Yukarıda da belirttiğim gibi kişi öncelikle kendisinden sorumludur. En etkili siber güvenlik yöntemi elektronik ve internet bağlantısı olan cihazları iyi niyetli kullanmaktır. Yazışmalar, görüntülü ve sesli aramalar vb. iletişim araçlarındaki iletişim yöntemlerine dikkat edilmelidir. Kullanılan uygulamaların güvenli olduğuna emin olmak gerekir. Belirttiğim gibi internete bağlı olduğunuz sürece risk altındasınız. Özel ve gizli verilerinizin internet bağlantısı olan teknolojik aletler yerine (telefon, bilgisayar, tablet vb.) harici harddisklerde muhafaza edilmesi, siber güvenliğin en kolay sağlandığı yöntemdir.
Ülkemizde sadece 1 günlüğüne hiçbir siber güvenlik önlemi alınmamış olsaydı, karşılaşacağımız olası tablo ne olurdu?

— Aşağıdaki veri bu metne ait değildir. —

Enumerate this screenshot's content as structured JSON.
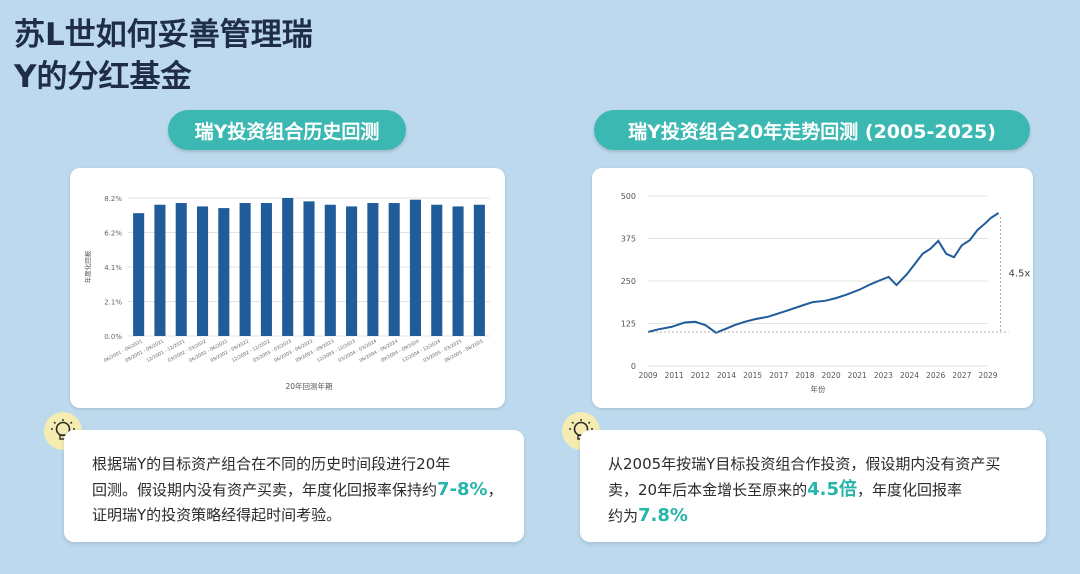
{
  "title_line1": "苏L世如何妥善管理瑞",
  "title_line2": "Y的分红基金",
  "left_pill": "瑞Y投资组合历史回测",
  "right_pill": "瑞Y投资组合20年走势回测 (2005-2025)",
  "left_note": {
    "text1": "根据瑞Y的目标资产组合在不同的历史时间段进行20年",
    "text2": "回测。假设期内没有资产买卖，年度化回报率保持约",
    "highlight": "7-8%",
    "text3": "证明瑞Y的投资策略经得起时间考验。"
  },
  "right_note": {
    "text1": "从2005年按瑞Y目标投资组合作投资，假设期内没有资产买",
    "text2": "卖，20年后本金增长至原来的",
    "highlight1": "4.5倍",
    "text3": "，年度化回报率",
    "text4": "约为",
    "highlight2": "7.8%"
  },
  "icons": {
    "bulb": "lightbulb-icon"
  },
  "colors": {
    "bar": "#1f5c99",
    "line": "#1f5c99",
    "accent": "#3cb8b3"
  },
  "chart_data": [
    {
      "type": "bar",
      "title": "",
      "xlabel": "20年回测年期",
      "ylabel": "年度化回报",
      "ylim": [
        0,
        8.2
      ],
      "yticks": [
        "0.0%",
        "2.1%",
        "4.1%",
        "6.2%",
        "8.2%"
      ],
      "categories": [
        "06/2001 - 06/2021",
        "09/2001 - 09/2021",
        "12/2001 - 12/2021",
        "03/2002 - 03/2022",
        "06/2002 - 06/2022",
        "09/2002 - 09/2022",
        "12/2002 - 12/2022",
        "03/2003 - 03/2023",
        "06/2003 - 06/2023",
        "09/2003 - 09/2023",
        "12/2003 - 12/2023",
        "03/2004 - 03/2024",
        "06/2004 - 06/2024",
        "09/2004 - 09/2024",
        "12/2004 - 12/2024",
        "03/2005 - 03/2025",
        "06/2005 - 06/2025"
      ],
      "values": [
        7.3,
        7.8,
        7.9,
        7.7,
        7.6,
        7.9,
        7.9,
        8.2,
        8.0,
        7.8,
        7.7,
        7.9,
        7.9,
        8.1,
        7.8,
        7.7,
        7.8
      ]
    },
    {
      "type": "line",
      "title": "",
      "xlabel": "年份",
      "ylabel": "",
      "ylim": [
        0,
        500
      ],
      "yticks": [
        "0",
        "125",
        "250",
        "375",
        "500"
      ],
      "xticks": [
        "2009",
        "2011",
        "2012",
        "2014",
        "2015",
        "2017",
        "2018",
        "2020",
        "2021",
        "2023",
        "2024",
        "2026",
        "2027",
        "2029"
      ],
      "annotation": "4.5x",
      "x": [
        0,
        0.4,
        0.9,
        1.4,
        1.8,
        2.2,
        2.6,
        3.0,
        3.3,
        3.7,
        4.1,
        4.6,
        5.0,
        5.4,
        5.9,
        6.3,
        6.8,
        7.2,
        7.6,
        8.1,
        8.5,
        8.8,
        9.2,
        9.5,
        9.9,
        10.2,
        10.5,
        10.8,
        11.1,
        11.4,
        11.7,
        12.0,
        12.3,
        12.6,
        12.9,
        13.1,
        13.4
      ],
      "values": [
        100,
        108,
        115,
        128,
        130,
        120,
        98,
        110,
        120,
        130,
        138,
        145,
        155,
        165,
        178,
        188,
        192,
        200,
        210,
        225,
        240,
        250,
        262,
        238,
        270,
        300,
        330,
        345,
        368,
        330,
        320,
        355,
        370,
        400,
        420,
        435,
        450
      ]
    }
  ]
}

Bunu tahmin etmek güç. Örnek olarak bir günlüğüne sınır güvenliğin kaldırılmasında yaşanacak olumsuzlukların aynılarıyla karşılaşmak mümkündür. Ülkemiz adına siber güvenliğimiz doğrultusunda ciddi adımlar atıldı, halen çalışmalar devam etmesine rağmen ciddi saldırılara maruz kaldığımız zamanlar oluyor.
Anti virüs ve anti casus yazılımları nedir ve ne işe yarar?
Bilgisayar virüsü aynen sağlıkta olduğu gibi bulaştığı bünyenin sistematiğini bozmaktadır. Virüsler zararlı kodlardır, bilgisayarın işleyişini bozar. Antivirüs programları da aslında virüs tabanlıdır. Nasıl ki sağlıkta bir virüs için her ilaç işe yaramazsa her antivirüs programı da bilgisayarı korumaz. Kullanılan program eğer virüsü göremiyorsa kolaylıkla dağılabilir ve cihazınıza yerleşip her veriye erişim sağlanabilir.
Vermiş olduğunuz bilgiler ve kıymetli zamanınızı ayırdığınız için teşekkür ederim, son olarak söylemek istedikleriniz var mıdır?
Şunu söyleyebilirim; siber güvenlik, milli güvenliğimizin bileşenlerinden birini oluşturmaktadır. Bu bileşenlerin ötesinde Siber Vatan dediğimiz kavram bizler için önemlidir, dolayısıyla siber vatanı korumak da vatandaşlık görevidir. Siber Vatanı korumak için en temel şart yerli ve milli ağ yapısına sahip olmaktır. Ulusal egemenliğimizi geçmişten günümüze kadar kısıtlamaya çalışan unsurlara karşı Siber Vatanımıza sahip çıkmalıyız, siber güvenliğin toplumun her kesim tarafından bilinçlendirilmesi için daha fazla farkındalık oluşturulmalıdır. Siber güvenlik merkezi olarak yapılır ancak; siber güvenliğin en önemlisi kişilerin ferdi görevlerini yerine getirmesidir. Çok küçük bir zafiyet, bizi temelden genele zarara uğratabilir.